Pretending to fall asleep on the train so the conductor picks me up and carries me to bed
Whenever I order room service and the person tells me how long until the food arrives, I whisper, “If I’m alive by then,” and hang up.
I hate when the dentist is like “go rinse”… Nah bro. This is all you today. figure it out
I used to sneak out of my house to go to parties, now I sneak out of parties to go to my house.
I don’t know what upsets me more, the fact that that guy stole my tweet or that he only got 2 retweets off of it
the original name for the ps5 was pspspspsps but it kept attracting cats
My 4yo is trying to sell my own M&M’s back to me. This guy’s going places.
Do men in Antarctica wake~up with morning popsicle???
me: the opposite of “some” is both “all” and “none”, which are also opposites of each other but not opposites of “some”
the pentagon: who else have you talked to about this
If pigs do eventually fly I bet they’ll take off from airporks.
At a job interview “What are your strengths?”
“I’m an optimist and a positive thinker”
“Can you give me an example?”
“Yes, when do I start?”
So because my friend helped me move, now I’m expected to go help him move? How is that fair?
[outside bar]
angry guy: [rips off shirt, puts up fists]
me: [carefully removes jacket & shirt, spends a full minute folding them neatly using the KonMari method]

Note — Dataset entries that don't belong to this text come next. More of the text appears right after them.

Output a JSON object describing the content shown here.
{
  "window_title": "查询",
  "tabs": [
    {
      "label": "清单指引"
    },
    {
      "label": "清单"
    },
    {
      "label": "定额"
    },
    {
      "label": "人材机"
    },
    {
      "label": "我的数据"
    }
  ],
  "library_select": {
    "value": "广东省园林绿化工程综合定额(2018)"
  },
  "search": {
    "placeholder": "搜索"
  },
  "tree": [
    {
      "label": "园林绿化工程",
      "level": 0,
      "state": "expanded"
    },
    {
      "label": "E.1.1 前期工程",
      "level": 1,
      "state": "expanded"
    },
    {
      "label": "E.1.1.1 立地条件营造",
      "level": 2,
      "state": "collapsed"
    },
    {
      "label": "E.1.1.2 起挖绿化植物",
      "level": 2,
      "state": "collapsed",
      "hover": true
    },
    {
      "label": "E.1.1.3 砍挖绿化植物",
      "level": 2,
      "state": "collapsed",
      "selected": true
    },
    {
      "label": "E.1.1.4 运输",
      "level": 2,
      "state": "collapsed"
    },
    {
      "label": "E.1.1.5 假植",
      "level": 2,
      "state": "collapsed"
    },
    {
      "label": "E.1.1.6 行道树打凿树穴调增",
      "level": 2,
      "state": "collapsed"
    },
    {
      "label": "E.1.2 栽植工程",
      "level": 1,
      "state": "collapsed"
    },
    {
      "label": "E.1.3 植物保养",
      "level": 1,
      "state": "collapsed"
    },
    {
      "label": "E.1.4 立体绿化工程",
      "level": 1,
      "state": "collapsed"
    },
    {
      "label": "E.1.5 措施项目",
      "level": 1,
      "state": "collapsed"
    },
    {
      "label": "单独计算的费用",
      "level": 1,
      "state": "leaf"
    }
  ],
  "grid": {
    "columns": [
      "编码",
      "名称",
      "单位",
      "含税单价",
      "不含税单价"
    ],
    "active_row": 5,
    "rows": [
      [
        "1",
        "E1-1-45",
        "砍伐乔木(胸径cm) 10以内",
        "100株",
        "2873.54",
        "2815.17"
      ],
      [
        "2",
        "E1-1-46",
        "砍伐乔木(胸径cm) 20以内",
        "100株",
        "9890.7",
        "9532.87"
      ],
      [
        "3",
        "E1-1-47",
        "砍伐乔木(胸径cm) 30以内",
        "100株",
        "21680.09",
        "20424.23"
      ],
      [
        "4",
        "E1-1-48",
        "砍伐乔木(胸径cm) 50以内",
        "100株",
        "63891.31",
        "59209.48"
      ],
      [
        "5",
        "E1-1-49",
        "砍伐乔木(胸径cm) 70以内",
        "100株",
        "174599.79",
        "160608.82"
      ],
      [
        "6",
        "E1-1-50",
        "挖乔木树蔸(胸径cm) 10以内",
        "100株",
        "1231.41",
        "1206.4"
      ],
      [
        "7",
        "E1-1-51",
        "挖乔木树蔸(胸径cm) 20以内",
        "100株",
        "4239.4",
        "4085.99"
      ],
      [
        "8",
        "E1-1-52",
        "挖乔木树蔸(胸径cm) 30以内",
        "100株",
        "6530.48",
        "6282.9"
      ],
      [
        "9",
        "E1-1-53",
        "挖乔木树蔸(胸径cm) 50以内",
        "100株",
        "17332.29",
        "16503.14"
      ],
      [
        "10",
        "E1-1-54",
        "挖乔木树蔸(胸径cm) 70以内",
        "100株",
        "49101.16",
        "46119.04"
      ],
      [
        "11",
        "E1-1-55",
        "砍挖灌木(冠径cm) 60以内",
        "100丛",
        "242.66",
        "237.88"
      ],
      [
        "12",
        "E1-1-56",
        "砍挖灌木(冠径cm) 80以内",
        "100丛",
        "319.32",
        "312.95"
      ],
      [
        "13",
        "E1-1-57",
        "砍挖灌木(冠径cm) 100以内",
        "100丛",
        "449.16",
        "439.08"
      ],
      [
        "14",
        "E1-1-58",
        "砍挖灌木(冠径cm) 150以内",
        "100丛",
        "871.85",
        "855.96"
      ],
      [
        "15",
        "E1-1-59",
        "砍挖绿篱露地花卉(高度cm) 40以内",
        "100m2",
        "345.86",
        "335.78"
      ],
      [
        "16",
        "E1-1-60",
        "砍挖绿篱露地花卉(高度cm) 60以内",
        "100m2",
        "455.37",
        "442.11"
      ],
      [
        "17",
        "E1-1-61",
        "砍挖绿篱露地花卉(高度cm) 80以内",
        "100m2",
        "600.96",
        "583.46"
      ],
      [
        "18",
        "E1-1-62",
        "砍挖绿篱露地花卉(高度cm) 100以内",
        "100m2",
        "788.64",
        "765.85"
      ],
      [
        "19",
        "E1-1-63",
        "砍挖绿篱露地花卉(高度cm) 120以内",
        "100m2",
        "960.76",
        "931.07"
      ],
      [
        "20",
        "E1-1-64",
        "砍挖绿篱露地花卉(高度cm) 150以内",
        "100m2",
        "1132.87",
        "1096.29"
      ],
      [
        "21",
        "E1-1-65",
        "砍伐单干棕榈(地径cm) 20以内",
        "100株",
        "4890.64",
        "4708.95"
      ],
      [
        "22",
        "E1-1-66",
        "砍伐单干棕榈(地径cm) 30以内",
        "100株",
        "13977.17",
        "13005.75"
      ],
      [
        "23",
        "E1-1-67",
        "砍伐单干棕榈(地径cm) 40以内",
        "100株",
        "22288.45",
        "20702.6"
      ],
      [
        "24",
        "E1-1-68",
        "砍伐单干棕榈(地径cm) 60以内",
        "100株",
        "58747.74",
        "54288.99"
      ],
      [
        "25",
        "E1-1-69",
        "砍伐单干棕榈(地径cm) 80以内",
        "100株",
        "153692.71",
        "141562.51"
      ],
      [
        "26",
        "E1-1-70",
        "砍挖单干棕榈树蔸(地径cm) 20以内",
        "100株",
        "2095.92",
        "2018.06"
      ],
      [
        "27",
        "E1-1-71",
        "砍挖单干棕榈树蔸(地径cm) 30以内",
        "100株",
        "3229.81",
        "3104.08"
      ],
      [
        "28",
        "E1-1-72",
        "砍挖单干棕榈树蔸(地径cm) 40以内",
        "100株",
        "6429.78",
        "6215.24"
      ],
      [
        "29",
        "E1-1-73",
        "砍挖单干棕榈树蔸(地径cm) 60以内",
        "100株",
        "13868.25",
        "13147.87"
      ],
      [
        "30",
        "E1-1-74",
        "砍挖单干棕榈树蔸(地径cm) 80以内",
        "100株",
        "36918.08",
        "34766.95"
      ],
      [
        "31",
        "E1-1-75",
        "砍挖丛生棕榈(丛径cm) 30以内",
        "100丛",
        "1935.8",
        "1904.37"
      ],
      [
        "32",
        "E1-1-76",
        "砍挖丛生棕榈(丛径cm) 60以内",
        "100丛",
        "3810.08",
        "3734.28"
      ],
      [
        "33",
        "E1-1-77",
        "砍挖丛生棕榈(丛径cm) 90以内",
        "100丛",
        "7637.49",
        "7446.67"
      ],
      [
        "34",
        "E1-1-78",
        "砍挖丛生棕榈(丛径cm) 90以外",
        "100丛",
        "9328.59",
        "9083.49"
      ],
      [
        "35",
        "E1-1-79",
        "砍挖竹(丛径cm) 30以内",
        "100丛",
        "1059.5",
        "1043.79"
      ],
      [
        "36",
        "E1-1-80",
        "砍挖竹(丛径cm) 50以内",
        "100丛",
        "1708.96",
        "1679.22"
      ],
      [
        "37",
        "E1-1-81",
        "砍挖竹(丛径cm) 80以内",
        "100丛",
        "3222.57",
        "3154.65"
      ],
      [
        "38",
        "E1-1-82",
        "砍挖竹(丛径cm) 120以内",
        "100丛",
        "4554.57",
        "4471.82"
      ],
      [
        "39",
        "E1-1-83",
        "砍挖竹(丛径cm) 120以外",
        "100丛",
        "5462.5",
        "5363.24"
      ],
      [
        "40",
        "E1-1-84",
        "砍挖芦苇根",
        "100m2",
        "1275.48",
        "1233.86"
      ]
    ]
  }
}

angry guy: omg this is literally why I wanna hit u
Like that scene in ‘The Revenant’ where Leo is mauled by the bear but it’s just me at your wedding reception dancing with your grabby aunt.
I went to get fingerprinted for my new job, and in hindsight I probably shouldn’t have been so enthusiastic when the tech asked “Have you ever been fingerprinted before?” And my reply was “Oh yeah, for SURE.”
If your tweet gets stolen and posted on Facebook…
It’s your own fault for not making it offensive enough!
As I was driving, some stranger yelled “what’s your problem lady?”
So I was honest, I said I drink too much and I can’t stop eating chips.
the Purge but instead of killing for 24 hours we get to talk to customers the way they talk to us
First Obama came for my guns. Then he came for my knives. Then he came for my dinette set. Then he redecorated the whole place. It’s lovely.
I just sighed so loud that my neighbor texted me, “What’s wrong?”